Sorrido, pensando ai disegni con le due me, quella brillante e quella appannata, che mi ha fatto Gaetano e che ho attaccato all’ingresso del mio appartamento, in modo da vederli ogni volta che esco e chiedermi chi voglio essere varcando la soglia. Non so se stia funzionando, forse no. Ma so per certo che qualche giorno a Parigi non può che farmi bene, nonostante tutto.

«Mi fa piacere, Charlotte. Partiamo lunedì e torniamo giovedì. Faccio prenotare una camera anche per te».

Non chiedo dove, ma me ne rendo conto solo quando Maude risponde al mio messaggio domandandomi in che hotel dormirò. Non mi importa, in realtà. Mi piace l’incertezza, mi piace che qualcuno, per una volta, si occupi di tutte le cose pratiche per me. Con Sami non era così. Se volevo viaggiare con lui – e ho sempre voluto farlo – dovevo organizzare tutto io; lo trovavo divertente, ma forse avrei dovuto capire che era solo un segno di quanto poco gli importasse delle nostre vacanze. Scaccio il pensiero di Sami e di quella parte della mia vita. O meglio, tento di scacciarlo, perché non ho ancora capito quale è la giusta cosa da fare. Accettarlo, forse. Accettare quella parte di me che non mi piace e, così facendo, superare tutto.
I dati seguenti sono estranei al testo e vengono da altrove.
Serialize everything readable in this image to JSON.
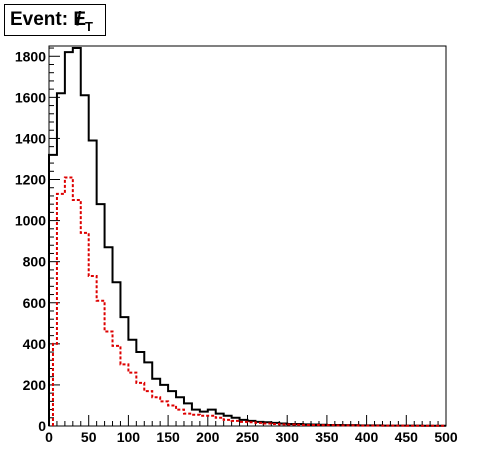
{
  "title": {
    "prefix": "Event: ",
    "variable": "E",
    "slash": "/",
    "subscript": "T"
  },
  "chart_data": {
    "type": "histogram",
    "xlim": [
      0,
      500
    ],
    "ylim": [
      0,
      1850
    ],
    "bin_width": 10,
    "x_ticks": [
      0,
      50,
      100,
      150,
      200,
      250,
      300,
      350,
      400,
      450,
      500
    ],
    "y_ticks": [
      0,
      200,
      400,
      600,
      800,
      1000,
      1200,
      1400,
      1600,
      1800
    ],
    "grid": false,
    "series": [
      {
        "color": "#000000",
        "style": "solid",
        "bin_edges_start": 0,
        "values": [
          1320,
          1620,
          1820,
          1840,
          1610,
          1390,
          1080,
          870,
          700,
          530,
          420,
          360,
          310,
          230,
          200,
          170,
          140,
          110,
          80,
          70,
          80,
          60,
          50,
          40,
          30,
          25,
          20,
          18,
          15,
          12,
          10,
          10,
          8,
          7,
          6,
          5,
          5,
          4,
          4,
          3,
          3,
          3,
          2,
          2,
          2,
          2,
          2,
          1,
          1,
          1
        ]
      },
      {
        "color": "#dd0000",
        "style": "dotted",
        "bin_edges_start": 0,
        "values": [
          880,
          1130,
          1210,
          1100,
          940,
          730,
          610,
          460,
          390,
          300,
          260,
          210,
          170,
          140,
          120,
          100,
          80,
          60,
          55,
          50,
          50,
          40,
          30,
          25,
          20,
          18,
          15,
          12,
          10,
          8,
          7,
          6,
          5,
          5,
          4,
          4,
          3,
          3,
          3,
          2,
          2,
          2,
          2,
          2,
          2,
          1,
          1,
          1,
          1,
          1
        ]
      }
    ],
    "red_lowest_bin": {
      "x_start": 5,
      "value": 400
    }
  }
}
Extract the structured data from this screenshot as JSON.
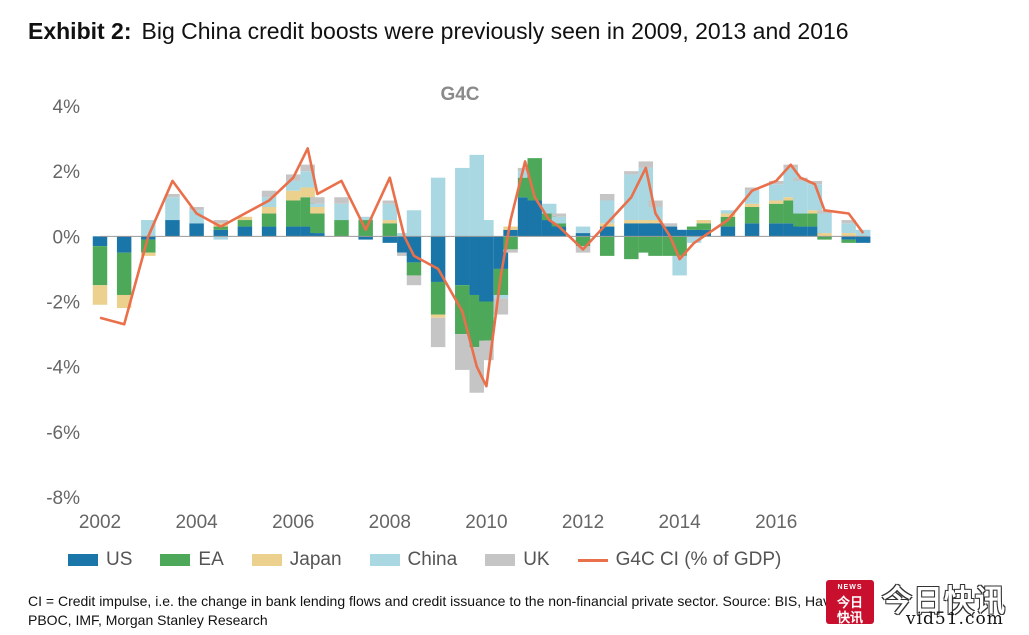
{
  "exhibit": {
    "lead": "Exhibit 2:",
    "title": "Big China credit boosts were previously seen in 2009, 2013 and 2016"
  },
  "chart_data": {
    "type": "bar",
    "subtype": "stacked-bar-with-line",
    "title": "G4C",
    "xlabel": "",
    "ylabel": "",
    "ylim": [
      -8,
      4
    ],
    "y_ticks": [
      "4%",
      "2%",
      "0%",
      "-2%",
      "-4%",
      "-6%",
      "-8%"
    ],
    "y_tick_values": [
      4,
      2,
      0,
      -2,
      -4,
      -6,
      -8
    ],
    "x_ticks": [
      "2002",
      "2004",
      "2006",
      "2008",
      "2010",
      "2012",
      "2014",
      "2016"
    ],
    "x_tick_values": [
      2002,
      2004,
      2006,
      2008,
      2010,
      2012,
      2014,
      2016
    ],
    "xlim": [
      2002,
      2017.9
    ],
    "grid": false,
    "legend_placement": "bottom",
    "colors": {
      "US": "#1a75a8",
      "EA": "#4ea85a",
      "Japan": "#ecd08e",
      "China": "#a9d8e2",
      "UK": "#c5c5c5",
      "G4C CI (% of GDP)": "#ea6f4b"
    },
    "x": [
      2002.0,
      2002.5,
      2003.0,
      2003.5,
      2004.0,
      2004.5,
      2005.0,
      2005.5,
      2006.0,
      2006.3,
      2006.5,
      2007.0,
      2007.5,
      2008.0,
      2008.3,
      2008.5,
      2009.0,
      2009.5,
      2009.8,
      2010.0,
      2010.3,
      2010.5,
      2010.8,
      2011.0,
      2011.3,
      2011.5,
      2012.0,
      2012.5,
      2013.0,
      2013.3,
      2013.5,
      2013.8,
      2014.0,
      2014.3,
      2014.5,
      2015.0,
      2015.5,
      2016.0,
      2016.3,
      2016.5,
      2016.8,
      2017.0,
      2017.5,
      2017.8
    ],
    "series": [
      {
        "name": "US",
        "kind": "bar",
        "values": [
          -0.3,
          -0.5,
          -0.1,
          0.5,
          0.4,
          0.2,
          0.3,
          0.3,
          0.3,
          0.3,
          0.1,
          0.0,
          -0.1,
          -0.2,
          -0.5,
          -0.8,
          -1.4,
          -1.5,
          -1.8,
          -2.0,
          -1.0,
          0.2,
          1.2,
          1.1,
          0.5,
          0.3,
          0.1,
          0.3,
          0.4,
          0.4,
          0.4,
          0.3,
          0.2,
          0.2,
          0.2,
          0.3,
          0.4,
          0.4,
          0.4,
          0.3,
          0.3,
          0.0,
          -0.1,
          -0.2
        ]
      },
      {
        "name": "EA",
        "kind": "bar",
        "values": [
          -1.2,
          -1.3,
          -0.4,
          0.0,
          0.0,
          0.1,
          0.2,
          0.4,
          0.8,
          0.9,
          0.6,
          0.5,
          0.5,
          0.4,
          0.0,
          -0.4,
          -1.0,
          -1.5,
          -1.6,
          -1.2,
          -0.8,
          -0.4,
          0.6,
          1.3,
          0.2,
          0.1,
          -0.3,
          -0.6,
          -0.7,
          -0.5,
          -0.6,
          -0.6,
          -0.6,
          0.1,
          0.2,
          0.3,
          0.5,
          0.6,
          0.7,
          0.4,
          0.4,
          -0.1,
          -0.1,
          0.0
        ]
      },
      {
        "name": "Japan",
        "kind": "bar",
        "values": [
          -0.6,
          -0.4,
          -0.1,
          0.0,
          0.0,
          0.1,
          0.1,
          0.2,
          0.3,
          0.3,
          0.2,
          0.0,
          0.0,
          0.1,
          0.0,
          0.0,
          -0.1,
          0.0,
          0.0,
          0.0,
          0.0,
          0.1,
          0.0,
          0.0,
          0.0,
          0.0,
          0.0,
          0.1,
          0.1,
          0.1,
          0.1,
          0.0,
          0.0,
          0.0,
          0.1,
          0.1,
          0.1,
          0.1,
          0.1,
          0.0,
          0.1,
          0.1,
          0.1,
          0.0
        ]
      },
      {
        "name": "China",
        "kind": "bar",
        "values": [
          0.0,
          0.0,
          0.5,
          0.7,
          0.4,
          -0.1,
          0.0,
          0.3,
          0.3,
          0.5,
          0.1,
          0.5,
          0.1,
          0.5,
          0.1,
          0.8,
          1.8,
          2.1,
          2.5,
          0.5,
          -0.1,
          0.0,
          0.2,
          0.0,
          0.3,
          0.2,
          0.2,
          0.7,
          1.4,
          1.6,
          0.4,
          0.0,
          -0.6,
          -0.2,
          0.0,
          0.1,
          0.4,
          0.5,
          0.9,
          1.0,
          0.8,
          0.6,
          0.3,
          0.2
        ]
      },
      {
        "name": "UK",
        "kind": "bar",
        "values": [
          0.0,
          0.0,
          0.0,
          0.1,
          0.1,
          0.1,
          0.0,
          0.2,
          0.2,
          0.2,
          0.2,
          0.2,
          0.0,
          0.1,
          -0.1,
          -0.3,
          -0.9,
          -1.1,
          -1.4,
          -0.6,
          -0.5,
          -0.1,
          0.1,
          0.0,
          0.0,
          0.1,
          -0.2,
          0.2,
          0.1,
          0.2,
          0.2,
          0.1,
          0.0,
          0.0,
          0.0,
          0.0,
          0.1,
          0.1,
          0.1,
          0.1,
          0.1,
          0.1,
          0.1,
          0.0
        ]
      },
      {
        "name": "G4C CI (% of GDP)",
        "kind": "line",
        "values": [
          -2.5,
          -2.7,
          0.0,
          1.7,
          0.7,
          0.3,
          0.7,
          1.1,
          1.8,
          2.7,
          1.3,
          1.7,
          0.2,
          1.8,
          0.0,
          -0.6,
          -1.0,
          -2.3,
          -4.0,
          -4.6,
          -1.2,
          0.5,
          2.3,
          1.2,
          0.5,
          0.3,
          -0.4,
          0.4,
          1.2,
          2.1,
          0.7,
          0.0,
          -0.7,
          -0.2,
          0.0,
          0.5,
          1.4,
          1.7,
          2.2,
          1.8,
          1.6,
          0.8,
          0.7,
          0.1
        ]
      }
    ]
  },
  "legend": {
    "items": [
      {
        "label": "US",
        "color": "#1a75a8",
        "kind": "swatch"
      },
      {
        "label": "EA",
        "color": "#4ea85a",
        "kind": "swatch"
      },
      {
        "label": "Japan",
        "color": "#ecd08e",
        "kind": "swatch"
      },
      {
        "label": "China",
        "color": "#a9d8e2",
        "kind": "swatch"
      },
      {
        "label": "UK",
        "color": "#c5c5c5",
        "kind": "swatch"
      },
      {
        "label": "G4C CI (% of GDP)",
        "color": "#ea6f4b",
        "kind": "line"
      }
    ]
  },
  "footnote": {
    "line1": "CI = Credit impulse, i.e. the change in bank lending flows and credit issuance to the non-financial private sector. Source: BIS, Haver,",
    "line2": "PBOC, IMF, Morgan Stanley Research"
  },
  "watermark": {
    "badge_top": "今日",
    "badge_bottom": "快讯",
    "badge_small": "NEWS",
    "name": "今日快讯",
    "site": "vid51.com"
  }
}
Ma come si fa? Come si fa? Sembra così facile a dirsi, ma poi è tutto un pasticcio. La mente non segue sempre il cuore e nemmeno il cuore segue sempre la mente. Sono lì, a poca distanza l’uno dall’altra, ma non si filano, se non in rare occasioni. Dovrebbero annusarsi, conoscersi, come i cani di mio padre, come i cani di mia sorella. E invece no, il cuore a volte pretende di saperne di più della mente e la mente fa lo stesso, creando casini incredibili come nel mio caso, con una Charlotte viva e una morta, ma nemmeno morta del tutto, una Charlotte in agonia, a cui la Charlotte viva non ha il coraggio di dare il colpo di grazia.

Mi concentro sul lavoro per non pensare a tutto questo. Sfodero la parte migliore di me, che esiste, e riesco a vendere ben tre opere dei nostri artisti del momento a un cliente entrato per caso. È in vacanza a Milano, mi dice, e apprezzo la sua genuinità. Non credo conosca Gaetano, non credo sappia che quel signore anziano che gira per la galleria è in realtà un artista di fama mondiale, va a gusto personale e mi piace, perché a volte è così che deve essere l’arte: d’impatto, non premeditata, non studiata, non un investimento, ma un mi piace, lo voglio, come un vestito, come tazza per la colazione.

A volte deve, o dovrebbe, solo colpire ed emozionare.